In follow-up experiments in a mouse model system, meanwhile, the researchers found that interfering with the corresponding mouse genes could produce symptoms resembling those found in individuals with Möbius syndrome. That not only suggests the newfound genetic glitches could be causative, they argued, but underlines the potential of finding such alterations through family sequencing-based approaches.
"Taken together, the present data establish de novo mutations as a cause for [Möbius syndrome]," the study's authors wrote, "providing a rationale for exome sequencing in patient-parent trios to identify de novo mutations in other genes underlying [Möbius syndrome]."
In the past, the researchers noted that there has been some debate about the relative importance of genetic and environmental factors in producing Möbius syndrome. The congenital condition has been linked to oxygen deprivation in the hindbrain due to exposure to certain drugs during pregnancy, for example, though an inherited syndrome resembling Möbius syndrome can also result from recessive mutations affecting the HOXB1 gene.
To dig into potential genetic causes further, the study's authors started by using the Life Technologies SOLiD 4 system to sequence protein-coding genes that had been captured with the Agilent SureSelect Human All Exon v2 50 Mb kit from two individuals with Möbius syndrome and their parents. They also did Sanger sequencing on several candidate genes in another six individuals with isolated Möbius syndrome.
Within one of the trios, the team tracked down de novo mutations in the chromosome 3 gene PLXND1, while three of the unrelated individuals had de novo mutations in the PLXND1, REV3L, and CCDC160 genes.

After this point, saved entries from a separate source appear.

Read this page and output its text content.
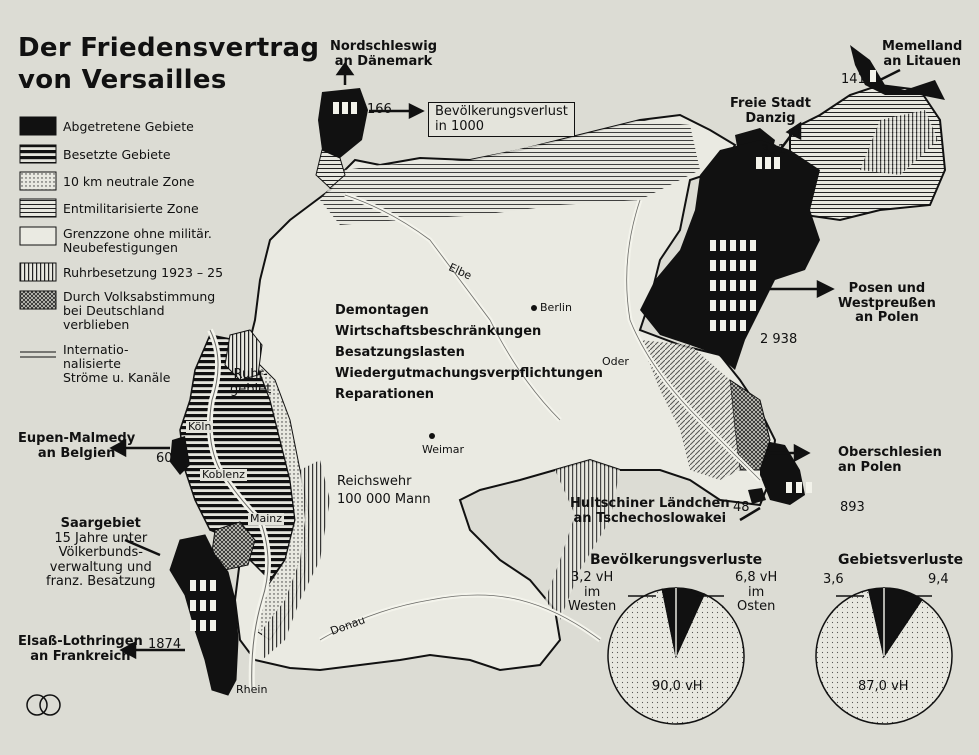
Der Friedensvertrag
von Versailles
Abgetretene Gebiete
Besetzte Gebiete
10 km neutrale Zone
Entmilitarisierte Zone
Grenzzone ohne militär.
Neubefestigungen
Ruhrbesetzung 1923 – 25
Durch Volksabstimmung
bei Deutschland
verblieben
Internatio-
nalisierte
Ströme u. Kanäle
Bevölkerungsverlust
in 1000
Nordschleswig
an Dänemark
166
Memelland
an Litauen
141
Freie Stadt
Danzig
331
Posen und
Westpreußen
an Polen
2 938
Oberschlesien
an Polen
893
Hultschiner Ländchen
an Tschechoslowakei
48
Eupen-Malmedy
an Belgien	60
Saargebiet
15 Jahre unter
Völkerbunds-
verwaltung und
franz. Besatzung
Elsaß-Lothringen
an Frankreich
1874
Berlin
Weimar
Köln
Koblenz
Mainz
Ruhr-
gebiet
Elbe
Oder
Donau
Rhein
Demontagen
Wirtschaftsbeschränkungen
Besatzungslasten
Wiedergutmachungsverpflichtungen
Reparationen
Reichswehr
100 000 Mann
Bevölkerungsverluste
3,2 vH
im
Westen
6,8 vH
im
Osten
90,0 vH
Gebietsverluste
3,6	9,4
87,0 vH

When the researchers sequenced all three genes in 103 more Möbius syndrome cases, they narrowed in on two more de novo mutations in PLXND1 and another two REV3L de novo mutations, prompting them to take these genes forward for further functional testing in mutant mice missing the genes.
Indeed, the animals appeared to show some symptoms resembling Möbius syndrome, such as facial and vertebral abnormalities, nerve problems, and diminished motor neuron representation, in the case of the PLXND1-free mice. Mice lacking REV3L, meanwhile, had high levels of DNA damage and other features related to stress response.
Given their findings so far, those involved in the study reasoned that "[w]hile vascular disruptions caused by various teratogens can explain the [Möbius syndrome] phenotype in some patients, our current data indicate that exome sequencing in patient-parent trios is a powerful approach for identifying causative mutations in [Möbius syndrome]."